At the same time, demand is growing. Believe it or not, silver is used in almost every major industry due to its conductivity: electronics, medical applications, renewables. The demand is split between industrial uses (about 55%), jewellery (35%) and investments in the form of coins and bars (10%). China may be slowing down due to its trade dispute with the US but the total silver demand in China has increased over 5 times since 2000!!! So, fundamentals for silver are rather encouraging.
Let’s look at the technicals…
The long-term trend is clearly down. However, silver has been moving sideways for the past 6 years, largely within $14.00 – $22.00 range.
On a 10-year chart, silver touched a low of $12.4 in July 2009. It then rose incredibly fast reaching a high of $49.78 in April 2011. Since then it collapsed almost as fast, retesting the lows within the next 24 months or so.
We can see the short-term moving averages (9 MA) crossed above the longer-term ones (21 MA) and both beginnings to point upwards now. So, the short term is bullish with a low of $13.9 touched in November 2018. But the medium-term trend is sideways so that tends to make the moving averages less reliable. They fare better in trending markets.

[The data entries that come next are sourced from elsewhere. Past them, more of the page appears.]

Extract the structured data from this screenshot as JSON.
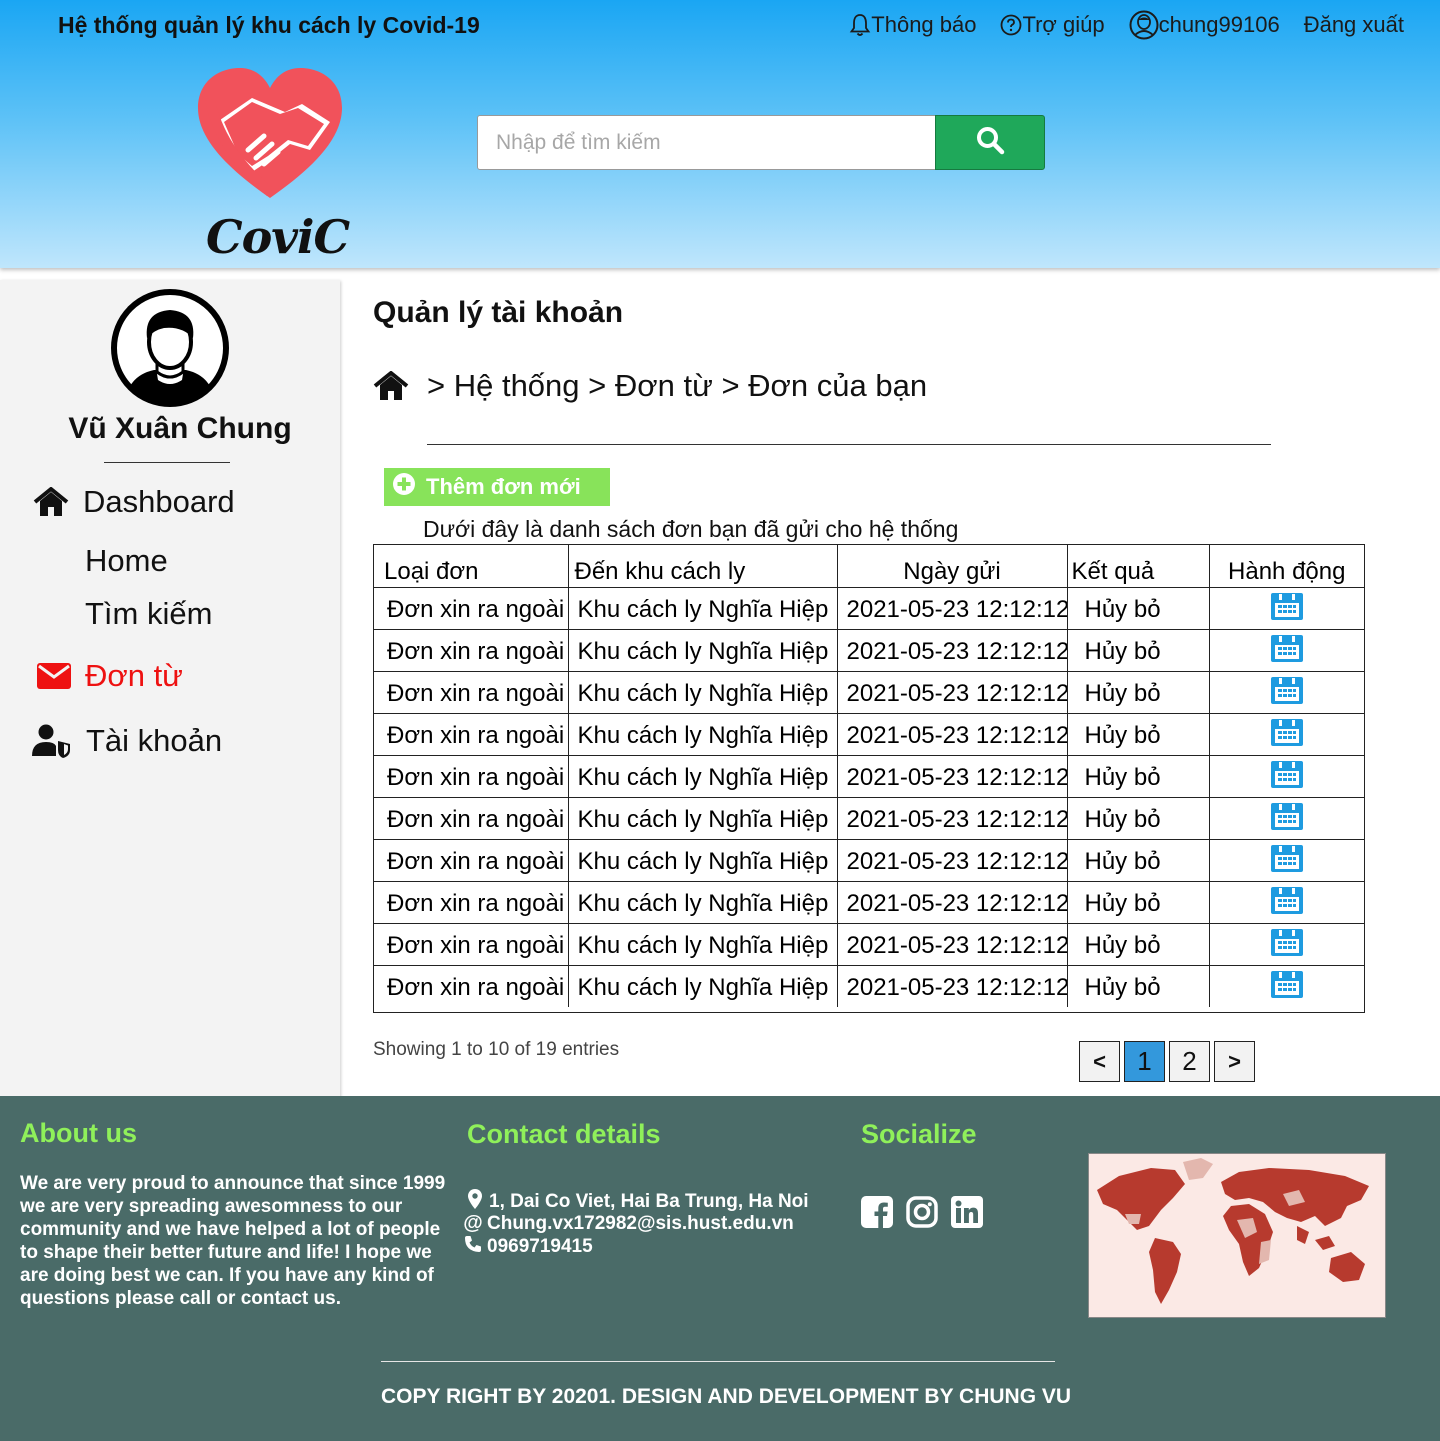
{
  "header": {
    "app_title": "Hệ thống quản lý khu cách  ly Covid-19",
    "logo_text": "CoviC",
    "nav": {
      "notifications": "Thông báo",
      "help": "Trợ giúp",
      "username": "chung99106",
      "logout": "Đăng xuất"
    },
    "search": {
      "placeholder": "Nhập để tìm kiếm",
      "value": ""
    }
  },
  "sidebar": {
    "user_name": "Vũ Xuân Chung",
    "menu": {
      "dashboard": "Dashboard",
      "home": "Home",
      "search": "Tìm kiếm",
      "forms": "Đơn từ",
      "account": "Tài khoản"
    }
  },
  "main": {
    "page_title": "Quản lý tài khoản",
    "breadcrumb": {
      "b1": "> Hệ thống",
      "b2": "> Đơn từ",
      "b3": "> Đơn của bạn"
    },
    "add_button": "Thêm đơn mới",
    "description": "Dưới đây là danh sách đơn bạn đã gửi cho hệ thống",
    "table": {
      "headers": {
        "type": "Loại đơn",
        "zone": "Đến khu cách ly",
        "date": "Ngày gửi",
        "result": "Kết quả",
        "action": "Hành động"
      },
      "rows": [
        {
          "type": "Đơn xin ra ngoài",
          "zone": "Khu cách ly Nghĩa Hiệp",
          "date": "2021-05-23 12:12:12",
          "result": "Hủy bỏ"
        },
        {
          "type": "Đơn xin ra ngoài",
          "zone": "Khu cách ly Nghĩa Hiệp",
          "date": "2021-05-23 12:12:12",
          "result": "Hủy bỏ"
        },
        {
          "type": "Đơn xin ra ngoài",
          "zone": "Khu cách ly Nghĩa Hiệp",
          "date": "2021-05-23 12:12:12",
          "result": "Hủy bỏ"
        },
        {
          "type": "Đơn xin ra ngoài",
          "zone": "Khu cách ly Nghĩa Hiệp",
          "date": "2021-05-23 12:12:12",
          "result": "Hủy bỏ"
        },
        {
          "type": "Đơn xin ra ngoài",
          "zone": "Khu cách ly Nghĩa Hiệp",
          "date": "2021-05-23 12:12:12",
          "result": "Hủy bỏ"
        },
        {
          "type": "Đơn xin ra ngoài",
          "zone": "Khu cách ly Nghĩa Hiệp",
          "date": "2021-05-23 12:12:12",
          "result": "Hủy bỏ"
        },
        {
          "type": "Đơn xin ra ngoài",
          "zone": "Khu cách ly Nghĩa Hiệp",
          "date": "2021-05-23 12:12:12",
          "result": "Hủy bỏ"
        },
        {
          "type": "Đơn xin ra ngoài",
          "zone": "Khu cách ly Nghĩa Hiệp",
          "date": "2021-05-23 12:12:12",
          "result": "Hủy bỏ"
        },
        {
          "type": "Đơn xin ra ngoài",
          "zone": "Khu cách ly Nghĩa Hiệp",
          "date": "2021-05-23 12:12:12",
          "result": "Hủy bỏ"
        },
        {
          "type": "Đơn xin ra ngoài",
          "zone": "Khu cách ly Nghĩa Hiệp",
          "date": "2021-05-23 12:12:12",
          "result": "Hủy bỏ"
        }
      ]
    },
    "showing": "Showing 1 to 10 of 19 entries",
    "pagination": {
      "prev": "<",
      "page1": "1",
      "page2": "2",
      "next": ">",
      "current_page": 1
    }
  },
  "footer": {
    "about_title": "About us",
    "about_text": "We are very proud to announce that since 1999 we are very spreading awesomness to our community and we have helped a lot of people to shape their better future and life! I hope we are doing best we can. If you have any kind of questions please call or contact us.",
    "contact_title": "Contact details",
    "address": "1, Dai Co Viet, Hai Ba Trung, Ha Noi",
    "email": "Chung.vx172982@sis.hust.edu.vn",
    "phone": "0969719415",
    "social_title": "Socialize",
    "social_icons": [
      "facebook-icon",
      "instagram-icon",
      "linkedin-icon"
    ],
    "copyright": "COPY RIGHT BY 20201. DESIGN AND DEVELOPMENT BY CHUNG VU"
  },
  "colors": {
    "header_top": "#1aa6f3",
    "search_button": "#1fa85a",
    "add_button": "#88e35a",
    "active_menu": "#ee1111",
    "current_page": "#3398dc",
    "footer_bg": "#4a6b68",
    "footer_heading": "#8ff05a",
    "calendar_icon": "#1e9be0"
  }
}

On the way down, support just below $17.00 mark is the next target for the bears. It will be followed by $15.70 and $14.00 which has been retested unsuccessfully a few times in 2015 as well as November last year.
On the way up, bulls will look to break above $18.50 which acted as good resistance numerous times going back to 2009. It could be followed by $19.50 but ultimately a breach above $21.10, the high of July 2016 will shift the medium-term trend to bullish. That also matches the 23.6 Fibonacci retracements.